A review of Winning with Data

On the advice of a former colleague, I recently read Winning with Data: Transform Your Culture, Empower Your People, and Shape the Future by Tomasz Tunguz and Frank Bien.

This book was a bunch of just-so stories about how companies used a data-driven methodology (via Looker) to improve their business. It also mixed in some unrelated stuff; e.g. how to do pitches. I found this quite underwhelming, but here were some interesting quotes.


Brutal intellectual honesty aims to slay the HIPPO, or the highest-paid person's opinion, as the determining factor of the direction of a project, team, or company. Left unmitigated, this management artifact wreaks disastrous consequences on companies.

This is particularly relevant to companies that try to bring a more data driven approach to decision making and might have to counter traditional decision making. I think this was a place where there was a lot of potential for more interesting exploration: how do you convince a team to switch to a data driven culture (e.g. the old school scouts in Moneyball).

“What decisions would that analysis inform?”

When being asked to do some involved/length analysis, make sure the result would have real business impact.

Upworthy's use of attention minutes, rather than the traditional cost per thousand impressions, as a metric for charging advertisers aligns the incentives of readers, journalists, and advertisers.

The use of derived measures here reminds me of the use of “risk tolerance” by the google SRE teams https://landing.google.com/sre/book/chapters/embracing-risk.html

The Z score is determined by the desired p-value / confidence interval. Let's choose an 80 percent confidence interval. The Z score is 1.28.

The standard of deviation is measured on a scale from 0 to 1. Most people use 0.5 since it is the most forgiving value and will generate the largest sample size.

The margin of error is also called the confidence interval.

$$ SampleSize = \frac{ZScore^2 * StandardOfDeviation * (1 - StandardOfDeviation)}{MarginOfError^2} $$

A convenient formula to compute required sample size for a statistically relevant study.

Their analysis showed 10 slides is the optimal length for fundraising pitches:

Company Purpose: the mission or goal of the business

Problem: the complication with the status quo that creates the opportunity for the business to pursue

Solution: the company's proposed idea to resolve the problem

Why Now: why should this idea succeed now, when no one has succeeded with it before?
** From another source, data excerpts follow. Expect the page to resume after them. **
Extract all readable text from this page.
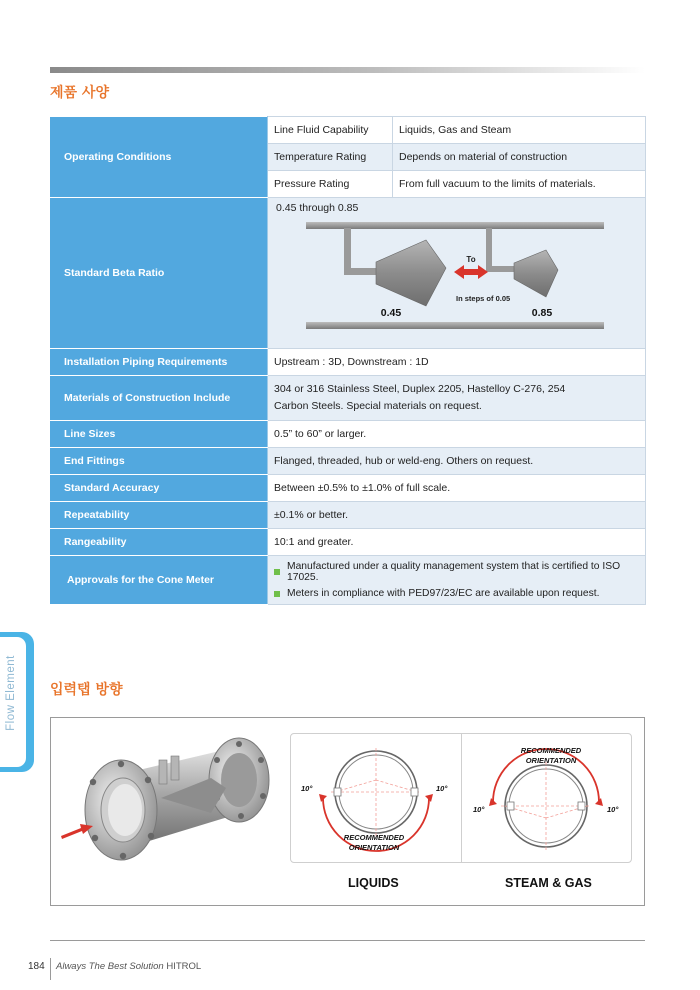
제품 사양
Operating Conditions	Line Fluid Capability	Liquids, Gas and Steam
	Temperature Rating	Depends on material of construction
	Pressure Rating	From full vacuum to the limits of materials.
Standard Beta Ratio	0.45 through 0.85
To
In steps of 0.05
0.45 0.85	

Installation Piping Requirements	Upstream : 3D, Downstream : 1D	
Materials of Construction Include	304 or 316 Stainless Steel, Duplex 2205, Hastelloy C-276, 254
Carbon Steels. Special materials on request.	

Line Sizes	0.5” to 60” or larger.	
End Fittings	Flanged, threaded, hub or weld-eng. Others on request.	
Standard Accuracy	Between ±0.5% to ±1.0% of full scale.	
Repeatability	±0.1% or better.	
Rangeability	10:1 and greater.	
Approvals for the Cone Meter	Manufactured under a quality management system that is certified to ISO 17025.
Meters in compliance with PED97/23/EC are available upon request.	
Flow Element 입력탭 방향
10°	10°
RECOMMENDED
ORIENTATION
10°	10°
RECOMMENDED
ORIENTATION
LIQUIDS	STEAM & GAS
184 Always The Best Solution HITROL
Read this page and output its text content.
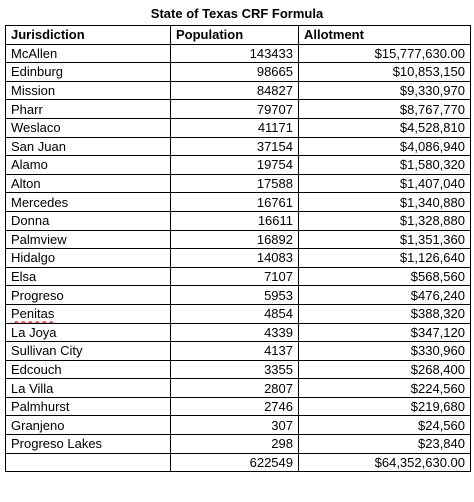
State of Texas CRF Formula
Jurisdiction	Population	Allotment
McAllen	143433	$15,777,630.00
Edinburg	98665	$10,853,150
Mission	84827	$9,330,970
Pharr	79707	$8,767,770
Weslaco	41171	$4,528,810
San Juan	37154	$4,086,940
Alamo	19754	$1,580,320
Alton	17588	$1,407,040
Mercedes	16761	$1,340,880
Donna	16611	$1,328,880
Palmview	16892	$1,351,360
Hidalgo	14083	$1,126,640
Elsa	7107	$568,560
Progreso	5953	$476,240
Penitas	4854	$388,320
La Joya	4339	$347,120
Sullivan City	4137	$330,960
Edcouch	3355	$268,400
La Villa	2807	$224,560
Palmhurst	2746	$219,680
Granjeno	307	$24,560
Progreso Lakes	298	$23,840
	622549	$64,352,630.00
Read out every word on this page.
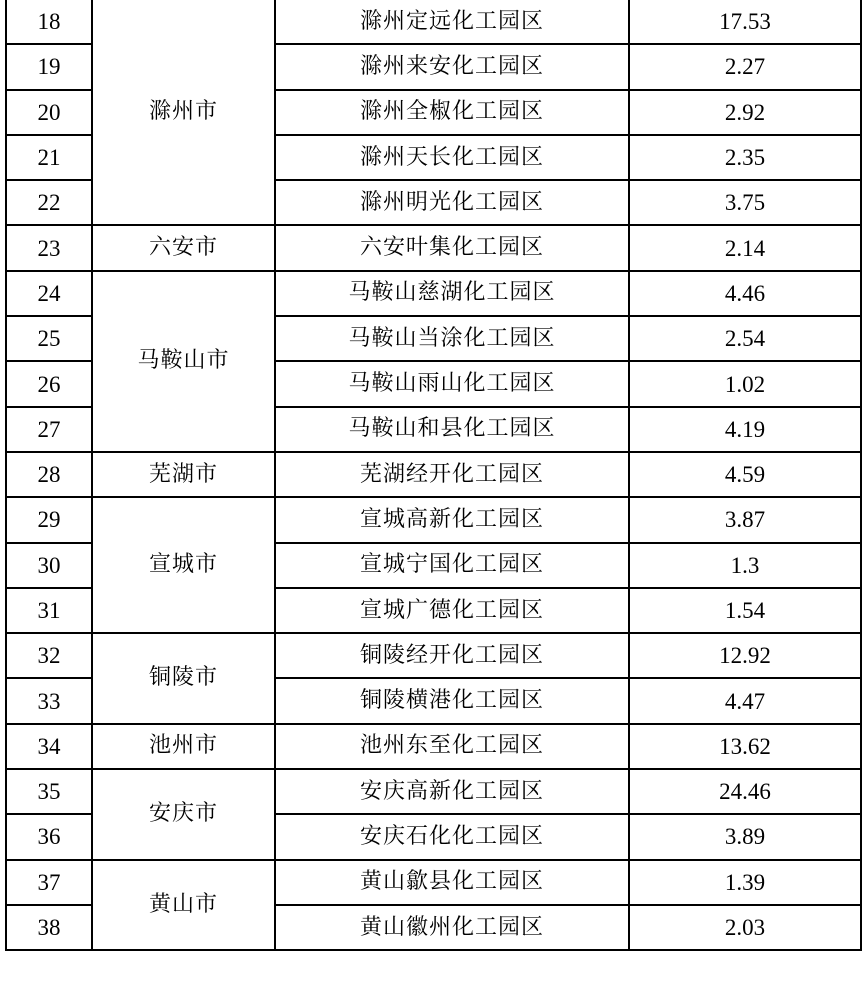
18	滁州市	滁州定远化工园区	17.53
19		滁州来安化工园区	2.27
20		滁州全椒化工园区	2.92
21		滁州天长化工园区	2.35
22		滁州明光化工园区	3.75
23	六安市	六安叶集化工园区	2.14
24	马鞍山市	马鞍山慈湖化工园区	4.46
25		马鞍山当涂化工园区	2.54
26		马鞍山雨山化工园区	1.02
27		马鞍山和县化工园区	4.19
28	芜湖市	芜湖经开化工园区	4.59
29	宣城市	宣城高新化工园区	3.87
30		宣城宁国化工园区	1.3
31		宣城广德化工园区	1.54
32	铜陵市	铜陵经开化工园区	12.92
33		铜陵横港化工园区	4.47
34	池州市	池州东至化工园区	13.62
35	安庆市	安庆高新化工园区	24.46
36		安庆石化化工园区	3.89
37	黄山市	黄山歙县化工园区	1.39
38		黄山徽州化工园区	2.03
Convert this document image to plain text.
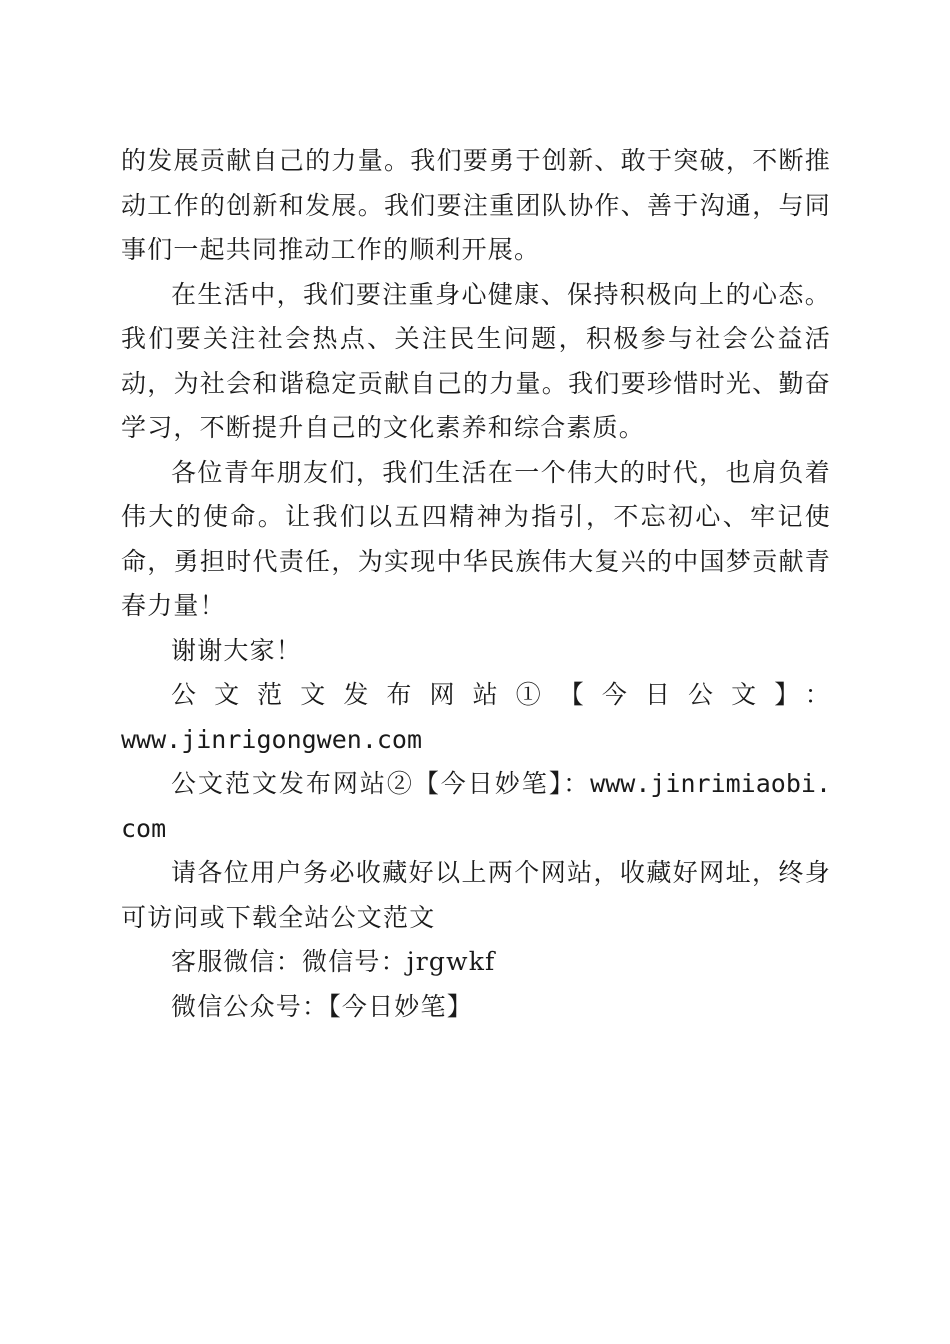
的发展贡献自己的力量。我们要勇于创新、敢于突破，不断推动工作的创新和发展。我们要注重团队协作、善于沟通，与同事们一起共同推动工作的顺利开展。

在生活中，我们要注重身心健康、保持积极向上的心态。我们要关注社会热点、关注民生问题，积极参与社会公益活动，为社会和谐稳定贡献自己的力量。我们要珍惜时光、勤奋学习，不断提升自己的文化素养和综合素质。

各位青年朋友们，我们生活在一个伟大的时代，也肩负着伟大的使命。让我们以五四精神为指引，不忘初心、牢记使命，勇担时代责任，为实现中华民族伟大复兴的中国梦贡献青春力量！

谢谢大家！

公文范文发布网站①【今日公文】：

www.jinrigongwen.com

公文范文发布网站②【今日妙笔】：www.jinrimiaobi.com

请各位用户务必收藏好以上两个网站，收藏好网址，终身可访问或下载全站公文范文

客服微信：微信号：jrgwkf

微信公众号：【今日妙笔】
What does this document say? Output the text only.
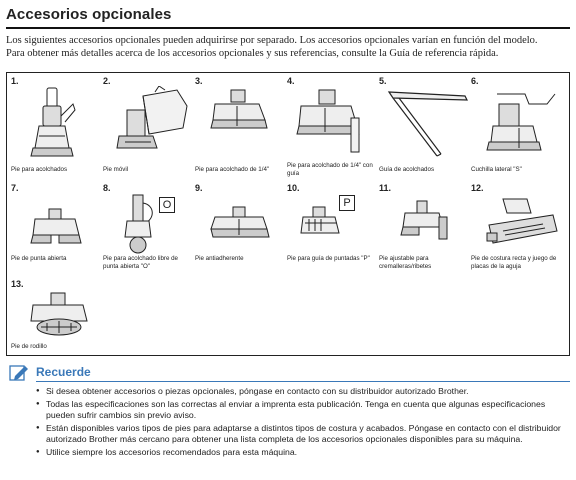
Accesorios opcionales
Los siguientes accesorios opcionales pueden adquirirse por separado. Los accesorios opcionales varían en función del modelo.
Para obtener más detalles acerca de los accesorios opcionales y sus referencias, consulte la Guía de referencia rápida.
1.
Pie para acolchados
2.
Pie móvil
3.
Pie para acolchado de 1/4"
4.
Pie para acolchado de 1/4" con guía
5.
Guía de acolchados
6.
Cuchilla lateral "S"
7.
Pie de punta abierta
8.
O
Pie para acolchado libre de punta abierta "O"
9.
Pie antiadherente
10.
P
Pie para guía de puntadas "P"
11.
Pie ajustable para cremalleras/ribetes
12.
Pie de costura recta y juego de placas de la aguja
13.
Pie de rodillo
Recuerde
● Si desea obtener accesorios o piezas opcionales, póngase en contacto con su distribuidor autorizado Brother.
● Todas las especificaciones son las correctas al enviar a imprenta esta publicación. Tenga en cuenta que algunas especificaciones pueden sufrir cambios sin previo aviso.
● Están disponibles varios tipos de pies para adaptarse a distintos tipos de costura y acabados. Póngase en contacto con el distribuidor autorizado Brother más cercano para obtener una lista completa de los accesorios opcionales disponibles para su máquina.
● Utilice siempre los accesorios recomendados para esta máquina.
Market Size: if the business were to succeed, how valuable could it be?

Product: typically, a demonstration of the product or images of the technology

Team: the members of the founding and executive team, often including key advisors and investors

Business Model: an overview of the business' pricing strategy and unit economics.

Competition: a description of the alternatives and substitutes and how the startup intends to differentiate itself

Financials: a pro-forma profit and loss projection of the business. In Docsend's analysis, investors spend the most time on this slide to understand the long-term profitability of the business and the amount of capital required to sustain the company.

I think this list of 10 slides is likely to be good for nearly any pitch, including for internal presentation.